The recognizable twang and swagger of “Cowboy”, which featured onstage strippers, not only hyped the crowd mid-show, but also left no doubt that misogyny is truly alive and kicking in the heart of Kid Rock. But then the mood dipped drastically when the Detroit showman sat down alone to play “Care”, a heart-wrenching piano ballad which was accompanied by what looked like a World Vision commercial on the JumboTron.
By the time the man of the evening sat down in a lawn chair and proceeded to sip whiskey from the bottle (living up to his hard-partying reputation), those in the crowd were probably a few too many beers deep to fully process what the hell was going on. That didn’t stop them from cheering on Rock through a sermon where he rambled on about how he’s stayed grounded despite his unlimited fame and money. Yeah, Bob, we’re buying that.

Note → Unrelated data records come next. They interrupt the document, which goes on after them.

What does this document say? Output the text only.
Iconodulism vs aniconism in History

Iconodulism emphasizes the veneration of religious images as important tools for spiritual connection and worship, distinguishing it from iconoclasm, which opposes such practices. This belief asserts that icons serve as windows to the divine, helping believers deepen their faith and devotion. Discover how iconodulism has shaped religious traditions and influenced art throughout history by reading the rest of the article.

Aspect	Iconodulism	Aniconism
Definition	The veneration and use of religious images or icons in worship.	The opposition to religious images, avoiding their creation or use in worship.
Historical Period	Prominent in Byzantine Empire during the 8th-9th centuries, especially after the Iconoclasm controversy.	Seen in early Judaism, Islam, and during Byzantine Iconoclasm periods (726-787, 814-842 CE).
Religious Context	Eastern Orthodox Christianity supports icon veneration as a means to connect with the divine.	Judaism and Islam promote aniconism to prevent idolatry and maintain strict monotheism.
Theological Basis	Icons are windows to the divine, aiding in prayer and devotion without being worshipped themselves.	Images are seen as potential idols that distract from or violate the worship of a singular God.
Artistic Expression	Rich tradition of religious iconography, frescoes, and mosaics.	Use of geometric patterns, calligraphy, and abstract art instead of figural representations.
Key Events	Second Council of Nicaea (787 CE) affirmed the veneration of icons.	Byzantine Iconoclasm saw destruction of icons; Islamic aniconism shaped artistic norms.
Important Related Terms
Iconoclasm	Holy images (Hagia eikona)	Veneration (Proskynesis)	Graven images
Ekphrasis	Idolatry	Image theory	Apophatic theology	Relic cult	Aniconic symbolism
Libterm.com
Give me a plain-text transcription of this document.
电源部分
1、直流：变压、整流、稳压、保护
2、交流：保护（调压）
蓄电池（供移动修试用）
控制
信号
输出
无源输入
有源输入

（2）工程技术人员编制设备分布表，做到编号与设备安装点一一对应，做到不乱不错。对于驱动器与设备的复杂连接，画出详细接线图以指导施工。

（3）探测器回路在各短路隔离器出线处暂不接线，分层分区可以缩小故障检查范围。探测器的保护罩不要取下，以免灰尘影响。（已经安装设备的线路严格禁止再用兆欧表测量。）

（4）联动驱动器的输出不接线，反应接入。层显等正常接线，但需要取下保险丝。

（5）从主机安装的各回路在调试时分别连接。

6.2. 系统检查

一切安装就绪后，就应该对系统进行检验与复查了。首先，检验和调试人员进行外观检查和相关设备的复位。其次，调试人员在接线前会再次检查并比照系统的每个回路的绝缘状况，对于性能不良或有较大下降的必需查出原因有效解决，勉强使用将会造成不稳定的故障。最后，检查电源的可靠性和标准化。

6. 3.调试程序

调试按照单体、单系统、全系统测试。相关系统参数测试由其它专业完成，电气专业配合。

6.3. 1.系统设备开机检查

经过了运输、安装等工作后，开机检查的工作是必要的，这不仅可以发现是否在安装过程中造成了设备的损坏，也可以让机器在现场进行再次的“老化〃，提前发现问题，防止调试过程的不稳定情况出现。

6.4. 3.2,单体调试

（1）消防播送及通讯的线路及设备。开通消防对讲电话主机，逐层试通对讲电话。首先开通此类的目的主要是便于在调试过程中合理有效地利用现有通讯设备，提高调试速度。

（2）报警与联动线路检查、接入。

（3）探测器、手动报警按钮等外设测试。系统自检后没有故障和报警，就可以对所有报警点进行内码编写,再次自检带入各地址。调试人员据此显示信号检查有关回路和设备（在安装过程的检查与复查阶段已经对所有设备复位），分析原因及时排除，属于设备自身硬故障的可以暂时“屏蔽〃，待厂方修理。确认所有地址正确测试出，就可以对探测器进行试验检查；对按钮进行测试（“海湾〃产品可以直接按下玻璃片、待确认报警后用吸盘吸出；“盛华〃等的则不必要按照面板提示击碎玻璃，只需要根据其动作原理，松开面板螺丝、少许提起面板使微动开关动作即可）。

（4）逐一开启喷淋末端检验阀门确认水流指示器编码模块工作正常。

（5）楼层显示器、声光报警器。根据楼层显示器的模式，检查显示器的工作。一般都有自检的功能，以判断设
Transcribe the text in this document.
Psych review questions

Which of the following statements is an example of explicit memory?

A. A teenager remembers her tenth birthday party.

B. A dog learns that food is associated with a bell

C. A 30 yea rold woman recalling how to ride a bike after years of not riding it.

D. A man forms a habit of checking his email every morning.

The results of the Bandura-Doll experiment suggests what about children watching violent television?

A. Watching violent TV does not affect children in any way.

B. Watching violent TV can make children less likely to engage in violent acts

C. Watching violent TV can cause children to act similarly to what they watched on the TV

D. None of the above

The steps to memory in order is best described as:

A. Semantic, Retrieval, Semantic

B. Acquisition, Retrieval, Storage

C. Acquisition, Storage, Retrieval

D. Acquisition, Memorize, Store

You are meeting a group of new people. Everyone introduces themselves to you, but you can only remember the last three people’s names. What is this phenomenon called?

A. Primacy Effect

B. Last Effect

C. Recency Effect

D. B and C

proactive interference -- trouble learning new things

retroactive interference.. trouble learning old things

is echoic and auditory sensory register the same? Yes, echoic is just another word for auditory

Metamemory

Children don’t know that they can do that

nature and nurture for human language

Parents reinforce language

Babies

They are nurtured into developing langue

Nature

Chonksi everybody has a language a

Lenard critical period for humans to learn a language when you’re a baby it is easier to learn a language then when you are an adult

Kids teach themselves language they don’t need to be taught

After singing himself a little birthday tune that went by the name of “Fuckin’ Forty”, Rock went on to impress the packed hockey rink by showing off his scratching skills, ripping up some Cat Stevens on guitar, and owning the drum kit—all within one song. Fans were similarly thrilled when he finally busted out the heavy, hard-rocking “Bawitdaba” at the end of his set.
As if the several American flags, eagle images, and, well, his entire career left any doubt that he was proud to be from the U.S.A., the encore numbers “All Summer Long” and “Born Free” confirmed the Kid’s flagrant American patriotism. His northern fans didn’t seem to mind.
By night’s end, it became clear that, although celebrating his 40th birthday, Bobby Ritchie hasn’t grown up quite yet. Instead, he just keeps getting better at what he does, and that’s being Kid Fucking Rock.